Porém, Pavel rapidamente descobriu que a promessa de um porvir melhor não passava de uma insídia que o aprisionaria em um ciclo de trabalho exaustivo, exploração e humilhação em uma franquia do McDonald’s, segundo revelou uma reportagem investigativa da BBC.
Assim uma vez que Pavel, outras 15 vítimas foram enganadas e levadas ao Reino Unificado pela quadrilha liderada pelos irmãos Ernest e Zdenek Drevenak, todos vindos da República Tcheca e em situação de vulnerabilidade.
Alguns já haviam enfrentado falta de moradia ou problemas com vício, o que os tornava alvos fáceis para os traficantes de seres humanos.
A quadrilha não exclusivamente confiscou seus passaportes, mas também usou o susto e a violência para mantê-los sob controle.
“Eles tratavam suas vítimas uma vez que rebanho”, disse a detetive Melanie Lillywhite, da Polícia Metropolitana, que participou das investigações, descrevendo as condições desumanas que Pavel e seus colegas enfrentaram.
Segundo Lillywhite, as vítimas eram alimentadas exclusivamente o suficiente “para mantê-las funcionando” e controladas por “algemas invisíveis” — monitoradas por câmeras de segurança, impedidas de usar telefones ou a internet e incapazes de falar inglês.
‘Tínhamos susto’
Pavel foi forçado a trabalhar em uma filial do McDonald’s na cidade de Caxton, no condado de Cambridgeshire, no leste da Inglaterra, por até 70 horas semanais, recebendo exclusivamente algumas libras por dia de seus exploradores, enquanto o resto de seu salário era desviado para contas bancárias controladas pela quadrilha.
Era uma rotina de exploração e cansaço extremo, que deixou marcas permanentes em sua saúde física e mental.
“Você não pode desfazer o dano à minha saúde mental, isso sempre vai me escoltar”, disse Pavel à BBC.
Ele conta que vivia com susto, não exclusivamente do trabalho exaustivo e das condições de vida insalubres, mas também das ameaças constantes dos traficantes.
“Nós tínhamos susto”, afirmou. “Se fôssemos fugir para lar, [Ernest Drevenak] tem muitos amigos na nossa cidade, metade da cidade era amiga dele.”

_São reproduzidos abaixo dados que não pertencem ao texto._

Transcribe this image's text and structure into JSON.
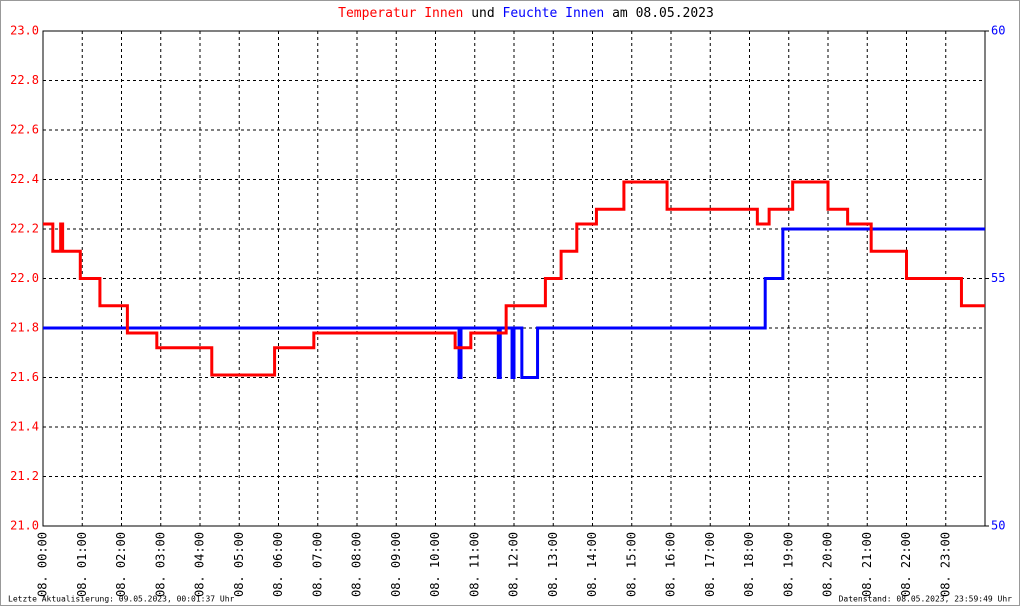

O controle da quadrilha sobre as vítimas era pormenorizado. As vítimas não falavam inglês, e suas candidaturas de tarefa eram preenchidas pelos próprios traficantes, que até acompanhavam as entrevistas uma vez que tradutores, garantindo que tudo corresse conforme os planos da quadrilha.
A exploração também era evidente nos salários, que eram pagos em contas bancárias em nome de outras pessoas.
No caso de Pavel e outras vítimas que trabalhavam no McDonald’s, os salários de quatro homens, totalizando 215 milénio libras (tapume de R$ 1,6 milhão em valores atuais), foram transferidos para uma única conta controlada pela quadrilha.
As vítimas trabalhavam longas horas no McDonald’s — até 70 a 100 por semana. Uma delas chegou a trabalhar um vez de 30 horas. A Organização Internacional do Trabalho (OIT) da ONU diz que horas extras excessivas são um indicador de trabalho forçado.
Enquanto isso, outras vítimas foram forçadas a trabalhar em uma fábrica de pães do tipo pitta, ou pão sírio, a Speciality Flatbread Ltd, com instalações em Hoddesdon, Hertfordshire, e Tottenham, no setentrião de Londres.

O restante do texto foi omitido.